Disguised as an ideological dispute, that hatred would continue through to the seventies, until a wily Henry Kissinger realised in 1971 he could use it as a lever against Moscow and an excuse for supporting China’s pingpong opening to the outside world
In the meantime, unfortunately, our simple-minded hawks in Canberra had assumed Beijing’s 1960’s fulminations against Moscow meant China was on a ‘war of liberation’ crusade which Moscow opposed.
One brutal and mistaken result was Vietnam being dubbed by Canberra as the ‘puppet’ of a war-mongering China (even though Hanoi was, and remains, much more closely aligned with Moscow, and in 1979 China and Vietnam were at war).
(But don’t expect Canberra’s hawks to say sorry for joining with the US to kill large numbers of the same Vietnamese they now say they need to oppose China.)
But I diverge, even if only for the sake of making the point that China’s relations with Moscow can be more complex than they appear.
Traditionally they have never been as close as most assume they should be. Beijing looks more to Asia. Moscow not only looks more to Europe; it has sought greatly to be accepted by the West.
That explains Moscow’s rather bizarre year 2000 request to join NATO (rejected, of course, because NATO cannot exist without an enemy). As Putin put it at the time: “Russia is part of European culture. And I cannot imagine my own country in isolation from Europe and what we often call the civilised world. So it is hard for me to visualise NATO as an enemy.”
When I was in Moscow in the sixties people would still talk about memories and fears of the Mongol invasions 400 years earlier.
St. Petersburg was long the entry port for European culture. Dubbed Leningrad under the Soviets, the post Soviet regime in Moscow quickly restored its original name. Even Vladivostok, seven flight hours east of Moscow and only two hours from Tokyo and Beijing, remains a completely European style city both in atmosphere and architecture.
The literal meaning of its name: Conquerer of the East.

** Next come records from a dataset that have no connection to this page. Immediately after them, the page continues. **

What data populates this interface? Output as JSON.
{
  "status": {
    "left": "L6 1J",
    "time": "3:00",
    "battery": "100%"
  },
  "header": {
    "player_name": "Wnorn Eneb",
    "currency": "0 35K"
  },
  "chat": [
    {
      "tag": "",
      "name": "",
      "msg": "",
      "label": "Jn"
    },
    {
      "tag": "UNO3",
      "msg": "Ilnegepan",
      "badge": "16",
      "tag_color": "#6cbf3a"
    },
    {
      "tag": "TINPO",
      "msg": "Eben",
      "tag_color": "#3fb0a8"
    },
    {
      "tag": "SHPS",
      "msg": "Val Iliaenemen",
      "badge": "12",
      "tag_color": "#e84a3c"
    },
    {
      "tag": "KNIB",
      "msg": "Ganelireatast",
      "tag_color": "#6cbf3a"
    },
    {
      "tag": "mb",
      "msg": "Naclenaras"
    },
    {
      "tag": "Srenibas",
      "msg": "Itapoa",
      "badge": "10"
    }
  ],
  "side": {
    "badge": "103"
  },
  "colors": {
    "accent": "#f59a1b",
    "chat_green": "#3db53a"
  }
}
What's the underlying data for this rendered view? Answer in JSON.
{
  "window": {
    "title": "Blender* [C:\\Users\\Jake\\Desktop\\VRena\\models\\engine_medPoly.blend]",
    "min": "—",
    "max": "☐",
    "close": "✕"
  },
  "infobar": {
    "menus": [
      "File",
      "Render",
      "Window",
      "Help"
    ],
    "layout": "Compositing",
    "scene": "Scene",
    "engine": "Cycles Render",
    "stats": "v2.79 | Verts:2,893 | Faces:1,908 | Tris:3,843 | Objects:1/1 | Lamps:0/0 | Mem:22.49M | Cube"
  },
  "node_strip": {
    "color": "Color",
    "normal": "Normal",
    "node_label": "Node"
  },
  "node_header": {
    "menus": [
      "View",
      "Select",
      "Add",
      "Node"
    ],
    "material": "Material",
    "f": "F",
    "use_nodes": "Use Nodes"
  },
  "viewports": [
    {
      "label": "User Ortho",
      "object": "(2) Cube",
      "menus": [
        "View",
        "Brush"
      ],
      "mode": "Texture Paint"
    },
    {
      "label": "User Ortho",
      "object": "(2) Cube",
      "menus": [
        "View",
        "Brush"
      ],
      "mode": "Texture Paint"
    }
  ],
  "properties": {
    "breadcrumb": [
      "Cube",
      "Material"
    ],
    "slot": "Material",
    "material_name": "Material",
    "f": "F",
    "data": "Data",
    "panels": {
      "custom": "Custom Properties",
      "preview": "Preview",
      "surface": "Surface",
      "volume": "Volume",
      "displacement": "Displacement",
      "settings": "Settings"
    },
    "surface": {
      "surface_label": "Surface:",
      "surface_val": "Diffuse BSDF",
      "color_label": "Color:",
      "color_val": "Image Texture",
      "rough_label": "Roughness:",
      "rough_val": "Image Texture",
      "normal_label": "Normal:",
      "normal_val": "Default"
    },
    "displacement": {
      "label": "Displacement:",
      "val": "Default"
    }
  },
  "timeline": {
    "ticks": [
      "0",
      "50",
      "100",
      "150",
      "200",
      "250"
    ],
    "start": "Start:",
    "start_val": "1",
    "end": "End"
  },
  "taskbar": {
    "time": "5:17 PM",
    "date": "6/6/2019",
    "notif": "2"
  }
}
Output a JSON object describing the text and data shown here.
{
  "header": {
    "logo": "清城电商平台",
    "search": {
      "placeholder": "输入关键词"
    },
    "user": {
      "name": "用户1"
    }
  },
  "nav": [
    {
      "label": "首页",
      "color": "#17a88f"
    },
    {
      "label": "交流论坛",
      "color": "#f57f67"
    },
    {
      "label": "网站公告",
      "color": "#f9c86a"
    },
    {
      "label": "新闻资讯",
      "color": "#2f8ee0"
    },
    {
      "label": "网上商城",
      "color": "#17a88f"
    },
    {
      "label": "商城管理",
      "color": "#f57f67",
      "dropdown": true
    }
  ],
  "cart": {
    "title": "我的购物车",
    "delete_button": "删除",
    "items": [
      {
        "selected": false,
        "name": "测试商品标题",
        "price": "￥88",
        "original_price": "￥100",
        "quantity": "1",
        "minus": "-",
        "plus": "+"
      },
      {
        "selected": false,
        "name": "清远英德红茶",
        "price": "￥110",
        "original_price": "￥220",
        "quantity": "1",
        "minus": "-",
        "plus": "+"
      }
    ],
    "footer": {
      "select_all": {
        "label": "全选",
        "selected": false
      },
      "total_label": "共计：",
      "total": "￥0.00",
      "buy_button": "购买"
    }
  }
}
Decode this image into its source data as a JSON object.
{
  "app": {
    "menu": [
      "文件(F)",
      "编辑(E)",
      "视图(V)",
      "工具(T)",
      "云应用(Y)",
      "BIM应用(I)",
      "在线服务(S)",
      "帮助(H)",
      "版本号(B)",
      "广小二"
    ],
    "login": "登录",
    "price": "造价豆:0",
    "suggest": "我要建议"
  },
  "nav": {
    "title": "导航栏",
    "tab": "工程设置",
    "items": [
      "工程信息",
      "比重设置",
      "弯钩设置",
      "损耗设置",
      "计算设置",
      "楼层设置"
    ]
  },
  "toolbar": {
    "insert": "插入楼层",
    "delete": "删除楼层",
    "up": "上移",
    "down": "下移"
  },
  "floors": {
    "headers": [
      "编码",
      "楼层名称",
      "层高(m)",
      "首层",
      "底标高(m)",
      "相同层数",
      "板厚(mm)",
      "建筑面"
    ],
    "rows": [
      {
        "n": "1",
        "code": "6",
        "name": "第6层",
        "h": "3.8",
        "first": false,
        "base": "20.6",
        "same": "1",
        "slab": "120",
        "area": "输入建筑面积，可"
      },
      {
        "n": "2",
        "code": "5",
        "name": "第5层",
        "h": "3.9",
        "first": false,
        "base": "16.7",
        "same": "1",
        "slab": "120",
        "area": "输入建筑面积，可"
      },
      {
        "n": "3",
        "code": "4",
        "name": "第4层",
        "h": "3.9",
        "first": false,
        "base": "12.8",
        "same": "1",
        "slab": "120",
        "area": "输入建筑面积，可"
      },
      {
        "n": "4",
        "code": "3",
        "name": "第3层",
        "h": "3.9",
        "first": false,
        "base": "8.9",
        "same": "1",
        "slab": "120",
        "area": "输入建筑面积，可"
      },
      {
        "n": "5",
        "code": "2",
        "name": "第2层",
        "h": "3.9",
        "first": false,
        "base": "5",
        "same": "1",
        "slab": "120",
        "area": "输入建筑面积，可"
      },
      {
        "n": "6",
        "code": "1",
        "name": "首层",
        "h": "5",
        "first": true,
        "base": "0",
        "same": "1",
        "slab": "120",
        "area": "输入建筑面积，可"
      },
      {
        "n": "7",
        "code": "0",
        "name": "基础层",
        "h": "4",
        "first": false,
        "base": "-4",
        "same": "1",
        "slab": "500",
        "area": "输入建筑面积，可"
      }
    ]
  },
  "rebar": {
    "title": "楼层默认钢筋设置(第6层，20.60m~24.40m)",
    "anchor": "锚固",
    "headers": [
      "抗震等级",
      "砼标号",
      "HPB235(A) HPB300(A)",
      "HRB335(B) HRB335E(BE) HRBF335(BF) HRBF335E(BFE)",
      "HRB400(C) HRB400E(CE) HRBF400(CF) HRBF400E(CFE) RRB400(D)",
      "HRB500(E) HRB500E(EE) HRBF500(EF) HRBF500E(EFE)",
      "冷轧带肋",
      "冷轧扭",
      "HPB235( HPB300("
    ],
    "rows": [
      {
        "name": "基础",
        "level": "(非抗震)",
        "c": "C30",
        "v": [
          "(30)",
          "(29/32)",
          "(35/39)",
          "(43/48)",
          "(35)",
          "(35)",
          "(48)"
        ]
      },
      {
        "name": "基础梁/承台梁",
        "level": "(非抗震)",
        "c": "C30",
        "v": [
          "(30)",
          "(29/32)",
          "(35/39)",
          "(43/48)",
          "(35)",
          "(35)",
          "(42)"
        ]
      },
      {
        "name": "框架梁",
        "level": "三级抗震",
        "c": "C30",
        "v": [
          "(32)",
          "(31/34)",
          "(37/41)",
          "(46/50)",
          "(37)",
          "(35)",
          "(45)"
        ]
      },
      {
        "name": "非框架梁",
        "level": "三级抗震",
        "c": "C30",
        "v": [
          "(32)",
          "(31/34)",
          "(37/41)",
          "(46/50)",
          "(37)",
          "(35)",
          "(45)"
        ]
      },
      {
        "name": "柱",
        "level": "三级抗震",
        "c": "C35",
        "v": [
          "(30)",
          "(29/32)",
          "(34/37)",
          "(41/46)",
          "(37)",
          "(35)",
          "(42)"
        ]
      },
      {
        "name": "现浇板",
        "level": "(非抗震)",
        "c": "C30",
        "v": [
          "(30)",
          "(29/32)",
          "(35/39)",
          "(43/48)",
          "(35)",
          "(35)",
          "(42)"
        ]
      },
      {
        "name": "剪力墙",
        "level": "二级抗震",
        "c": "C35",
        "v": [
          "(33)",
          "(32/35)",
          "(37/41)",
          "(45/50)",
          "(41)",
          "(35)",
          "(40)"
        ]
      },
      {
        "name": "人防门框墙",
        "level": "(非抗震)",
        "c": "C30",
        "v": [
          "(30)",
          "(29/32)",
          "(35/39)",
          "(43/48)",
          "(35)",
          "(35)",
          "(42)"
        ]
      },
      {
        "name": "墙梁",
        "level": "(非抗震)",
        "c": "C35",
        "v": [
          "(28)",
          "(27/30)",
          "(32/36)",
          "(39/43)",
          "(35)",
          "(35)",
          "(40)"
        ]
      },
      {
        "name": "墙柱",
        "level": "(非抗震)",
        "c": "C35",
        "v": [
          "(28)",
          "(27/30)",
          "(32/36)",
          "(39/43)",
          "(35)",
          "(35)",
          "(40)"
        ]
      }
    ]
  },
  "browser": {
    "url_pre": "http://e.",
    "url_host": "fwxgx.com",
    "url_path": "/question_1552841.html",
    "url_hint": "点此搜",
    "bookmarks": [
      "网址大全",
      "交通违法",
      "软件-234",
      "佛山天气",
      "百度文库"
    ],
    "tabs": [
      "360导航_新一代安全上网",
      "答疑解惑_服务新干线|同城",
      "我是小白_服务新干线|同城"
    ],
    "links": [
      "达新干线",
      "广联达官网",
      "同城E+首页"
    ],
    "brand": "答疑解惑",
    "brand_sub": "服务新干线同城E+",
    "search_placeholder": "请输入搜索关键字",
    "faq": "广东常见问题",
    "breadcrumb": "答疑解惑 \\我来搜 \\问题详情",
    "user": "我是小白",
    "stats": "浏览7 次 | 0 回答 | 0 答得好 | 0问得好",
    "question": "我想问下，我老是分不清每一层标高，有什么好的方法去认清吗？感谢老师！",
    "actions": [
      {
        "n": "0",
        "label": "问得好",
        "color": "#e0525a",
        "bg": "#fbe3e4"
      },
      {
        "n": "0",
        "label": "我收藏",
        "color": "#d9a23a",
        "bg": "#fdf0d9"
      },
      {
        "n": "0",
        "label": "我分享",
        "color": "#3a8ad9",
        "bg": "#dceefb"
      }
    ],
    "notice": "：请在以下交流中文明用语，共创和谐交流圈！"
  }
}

Russia has produced several Sinologists of repute. But overall academic interest in China is weak, as was shown by the selection of topics for that Eastern Economic Forum: preservation of Amur tigers was a major topic.
Import of Japanese cars able to survive rough Siberian roads remains a major industry. Fortunately, joint development of Sakhalin gas has survived the sanctions.
It is geopolitics, not economics, that is pushing China closer to Russia. US and UK determination to fight the Ukraine war to the last Russian soldier gives a heavily sanctioned Russia little choice but to turn increasingly to the Chinese economy for support. And we may see closer political ties in the future.
But for the moment we may have to rely on those Amur tigers.